El Congreso de los Diputados aprobó el pasado mates el Real Decreto-Ley que asegura el abastecimiento de agua a 5,5 millones de catalanes, en el caso de que la sequía se mantenga hasta el próximo otoño. Los socialistas apoyamos con nuestro voto la solución acordada entre el Gobiernos que presiden José Luis Rodríguez Zapatero y José Montilla. La sorpresa de la tarde la protagonizó CiU al abstenerse de prestar su colaboración en un problema nacional de especial relevancia e urgencia.

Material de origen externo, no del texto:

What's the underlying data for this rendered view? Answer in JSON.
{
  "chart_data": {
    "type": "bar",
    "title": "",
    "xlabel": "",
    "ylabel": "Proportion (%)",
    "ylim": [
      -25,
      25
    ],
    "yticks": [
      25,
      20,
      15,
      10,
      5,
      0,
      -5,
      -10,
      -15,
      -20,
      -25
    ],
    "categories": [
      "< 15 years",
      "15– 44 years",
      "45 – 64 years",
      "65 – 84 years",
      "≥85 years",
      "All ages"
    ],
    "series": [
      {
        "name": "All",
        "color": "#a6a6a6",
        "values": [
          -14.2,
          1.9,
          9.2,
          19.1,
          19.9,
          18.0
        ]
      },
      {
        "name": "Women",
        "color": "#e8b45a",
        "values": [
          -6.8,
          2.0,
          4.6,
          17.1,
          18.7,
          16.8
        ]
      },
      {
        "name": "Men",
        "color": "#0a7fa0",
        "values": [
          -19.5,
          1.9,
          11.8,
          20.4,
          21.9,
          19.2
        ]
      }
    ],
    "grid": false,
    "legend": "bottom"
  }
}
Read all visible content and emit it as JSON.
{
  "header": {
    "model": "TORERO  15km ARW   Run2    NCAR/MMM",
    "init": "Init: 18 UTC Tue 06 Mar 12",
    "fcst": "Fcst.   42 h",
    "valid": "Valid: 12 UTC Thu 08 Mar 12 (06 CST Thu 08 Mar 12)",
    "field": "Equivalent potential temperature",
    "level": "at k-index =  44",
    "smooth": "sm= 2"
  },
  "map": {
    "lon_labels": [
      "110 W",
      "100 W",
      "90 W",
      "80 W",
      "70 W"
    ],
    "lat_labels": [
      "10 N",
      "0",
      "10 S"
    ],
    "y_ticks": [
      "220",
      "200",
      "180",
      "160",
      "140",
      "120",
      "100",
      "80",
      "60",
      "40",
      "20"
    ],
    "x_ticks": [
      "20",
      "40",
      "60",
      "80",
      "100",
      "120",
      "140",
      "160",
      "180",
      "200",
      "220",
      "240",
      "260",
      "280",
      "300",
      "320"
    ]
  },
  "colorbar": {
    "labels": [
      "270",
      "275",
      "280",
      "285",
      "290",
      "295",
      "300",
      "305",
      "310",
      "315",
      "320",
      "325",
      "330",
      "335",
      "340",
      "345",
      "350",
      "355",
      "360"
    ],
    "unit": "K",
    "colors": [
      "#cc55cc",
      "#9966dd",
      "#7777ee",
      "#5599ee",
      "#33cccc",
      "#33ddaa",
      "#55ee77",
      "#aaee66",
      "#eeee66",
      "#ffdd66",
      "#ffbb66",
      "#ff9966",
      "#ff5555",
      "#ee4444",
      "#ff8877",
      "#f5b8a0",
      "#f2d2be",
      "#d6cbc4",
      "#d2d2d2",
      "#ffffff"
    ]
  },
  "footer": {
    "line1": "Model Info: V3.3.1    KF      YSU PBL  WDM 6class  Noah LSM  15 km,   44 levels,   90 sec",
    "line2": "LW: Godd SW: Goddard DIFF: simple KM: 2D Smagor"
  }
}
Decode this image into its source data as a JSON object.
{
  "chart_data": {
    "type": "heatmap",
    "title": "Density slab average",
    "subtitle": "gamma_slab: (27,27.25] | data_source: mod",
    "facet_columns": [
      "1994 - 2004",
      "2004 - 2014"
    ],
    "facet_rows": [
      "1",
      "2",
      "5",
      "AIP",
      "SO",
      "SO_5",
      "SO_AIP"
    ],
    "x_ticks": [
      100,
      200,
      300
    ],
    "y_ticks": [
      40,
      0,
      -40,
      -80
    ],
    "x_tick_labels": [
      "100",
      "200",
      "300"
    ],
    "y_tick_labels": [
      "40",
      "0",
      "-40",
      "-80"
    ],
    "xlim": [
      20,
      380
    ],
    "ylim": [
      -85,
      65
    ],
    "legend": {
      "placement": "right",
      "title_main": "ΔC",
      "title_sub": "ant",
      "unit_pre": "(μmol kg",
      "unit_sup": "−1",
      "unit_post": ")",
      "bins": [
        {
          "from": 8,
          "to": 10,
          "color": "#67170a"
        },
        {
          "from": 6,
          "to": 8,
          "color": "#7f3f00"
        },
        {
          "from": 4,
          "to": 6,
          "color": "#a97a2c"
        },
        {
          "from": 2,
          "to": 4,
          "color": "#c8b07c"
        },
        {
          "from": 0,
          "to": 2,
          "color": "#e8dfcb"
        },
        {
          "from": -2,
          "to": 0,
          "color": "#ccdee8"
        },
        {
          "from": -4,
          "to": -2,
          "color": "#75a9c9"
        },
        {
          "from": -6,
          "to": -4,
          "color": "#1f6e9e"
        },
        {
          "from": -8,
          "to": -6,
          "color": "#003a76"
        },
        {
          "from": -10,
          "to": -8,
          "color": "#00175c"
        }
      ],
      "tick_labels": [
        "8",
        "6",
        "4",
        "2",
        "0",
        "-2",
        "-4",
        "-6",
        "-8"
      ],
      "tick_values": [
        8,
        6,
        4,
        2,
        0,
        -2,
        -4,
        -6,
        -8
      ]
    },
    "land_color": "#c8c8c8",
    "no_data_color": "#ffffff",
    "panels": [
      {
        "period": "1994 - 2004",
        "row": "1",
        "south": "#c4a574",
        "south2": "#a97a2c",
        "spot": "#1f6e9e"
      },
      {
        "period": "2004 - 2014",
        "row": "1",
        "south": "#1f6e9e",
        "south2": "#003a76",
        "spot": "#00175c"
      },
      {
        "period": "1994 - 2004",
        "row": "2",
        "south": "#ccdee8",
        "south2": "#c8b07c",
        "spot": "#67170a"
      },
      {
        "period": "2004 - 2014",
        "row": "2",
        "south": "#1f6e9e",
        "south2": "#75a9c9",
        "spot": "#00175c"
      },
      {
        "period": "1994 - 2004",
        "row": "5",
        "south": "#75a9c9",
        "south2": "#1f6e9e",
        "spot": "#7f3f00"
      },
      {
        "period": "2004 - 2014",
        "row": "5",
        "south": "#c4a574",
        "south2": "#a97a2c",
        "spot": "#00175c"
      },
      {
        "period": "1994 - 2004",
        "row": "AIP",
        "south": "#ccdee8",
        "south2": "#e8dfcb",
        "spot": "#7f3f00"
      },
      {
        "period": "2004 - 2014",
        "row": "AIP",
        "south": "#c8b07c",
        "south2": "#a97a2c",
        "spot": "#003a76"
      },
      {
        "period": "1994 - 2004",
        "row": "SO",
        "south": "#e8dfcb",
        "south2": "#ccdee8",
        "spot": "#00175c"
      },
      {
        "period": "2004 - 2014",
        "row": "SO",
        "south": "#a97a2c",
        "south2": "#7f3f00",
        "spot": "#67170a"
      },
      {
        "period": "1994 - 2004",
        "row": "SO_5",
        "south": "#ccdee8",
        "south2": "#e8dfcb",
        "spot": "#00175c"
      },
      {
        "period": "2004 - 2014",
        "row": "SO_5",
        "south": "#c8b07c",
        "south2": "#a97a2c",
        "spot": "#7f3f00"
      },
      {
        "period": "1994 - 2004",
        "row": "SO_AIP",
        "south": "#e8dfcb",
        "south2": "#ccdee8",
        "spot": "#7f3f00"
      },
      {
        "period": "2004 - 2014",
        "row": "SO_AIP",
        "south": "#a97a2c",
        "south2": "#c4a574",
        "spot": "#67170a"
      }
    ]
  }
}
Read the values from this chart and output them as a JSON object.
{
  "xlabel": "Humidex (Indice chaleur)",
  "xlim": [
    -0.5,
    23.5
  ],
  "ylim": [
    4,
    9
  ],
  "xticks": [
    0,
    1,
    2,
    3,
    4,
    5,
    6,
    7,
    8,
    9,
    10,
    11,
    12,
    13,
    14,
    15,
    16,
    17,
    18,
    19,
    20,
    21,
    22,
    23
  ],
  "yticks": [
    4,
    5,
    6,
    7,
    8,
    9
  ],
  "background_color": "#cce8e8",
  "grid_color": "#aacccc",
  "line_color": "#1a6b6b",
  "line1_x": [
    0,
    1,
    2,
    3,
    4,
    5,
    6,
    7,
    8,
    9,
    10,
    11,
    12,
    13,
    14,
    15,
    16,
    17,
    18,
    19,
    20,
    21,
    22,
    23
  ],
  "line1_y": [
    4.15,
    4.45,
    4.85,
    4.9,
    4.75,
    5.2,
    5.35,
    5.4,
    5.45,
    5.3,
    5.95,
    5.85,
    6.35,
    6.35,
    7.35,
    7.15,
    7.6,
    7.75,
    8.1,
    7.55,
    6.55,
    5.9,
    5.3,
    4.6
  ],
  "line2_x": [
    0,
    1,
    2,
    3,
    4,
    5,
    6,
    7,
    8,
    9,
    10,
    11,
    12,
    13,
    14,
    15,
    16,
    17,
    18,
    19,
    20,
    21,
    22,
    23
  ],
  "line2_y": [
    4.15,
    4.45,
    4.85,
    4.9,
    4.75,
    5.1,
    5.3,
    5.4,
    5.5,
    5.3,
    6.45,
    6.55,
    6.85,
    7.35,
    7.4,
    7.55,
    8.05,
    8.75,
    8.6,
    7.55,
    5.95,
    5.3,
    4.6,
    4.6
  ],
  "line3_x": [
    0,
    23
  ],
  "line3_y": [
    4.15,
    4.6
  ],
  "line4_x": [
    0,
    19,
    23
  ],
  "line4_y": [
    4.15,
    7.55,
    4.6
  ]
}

Hemos crecido convencidos de que “Cuando el río suena, agua lleva”. Ahora sabemos que cuando el río no suena, nos falta el agua y tenemos un grave problema. Sabemos, además, que ante este problema, mientras algunos se arremangan y toman decisiones, otros prefieren abstenerse y mirar hacia otro lado. Practican éstos un nacionalismo ridículamente irresponsable. Un nacionalismo que ha abandonado la cultura de gobierno para instalarse en una subcultura arrogante de oposición. Es un nacionalismo –de eso estamos convencidos- contradictorio con el practicado durante 23 por el President Pujol. Pero sobre todo –y esto es lo realmente preocupante- es un nacionalismo que no tiene tiempo de preocuparse de los problemas de los catalanes porque necesitan de todo su tiempo (pretenden incluso hacernos perder parte del nuestro) para dedicarlo a ellos mismos, a CDC: a sus ambiciones y a sus frustraciones.
Nota: Por el debido respeto que hemos de tener a nuestros socios de gobierno, nos abstendremos de valorar los posicionamientos de ERC –en éste o en cualquier otro tema - hasta que hayan celebrado su Congreso. Les deseamos suerte y acierto en sus decisiones que, sin duda alguna, contribuirán a fortalecer el Gobierno de la Generalitat.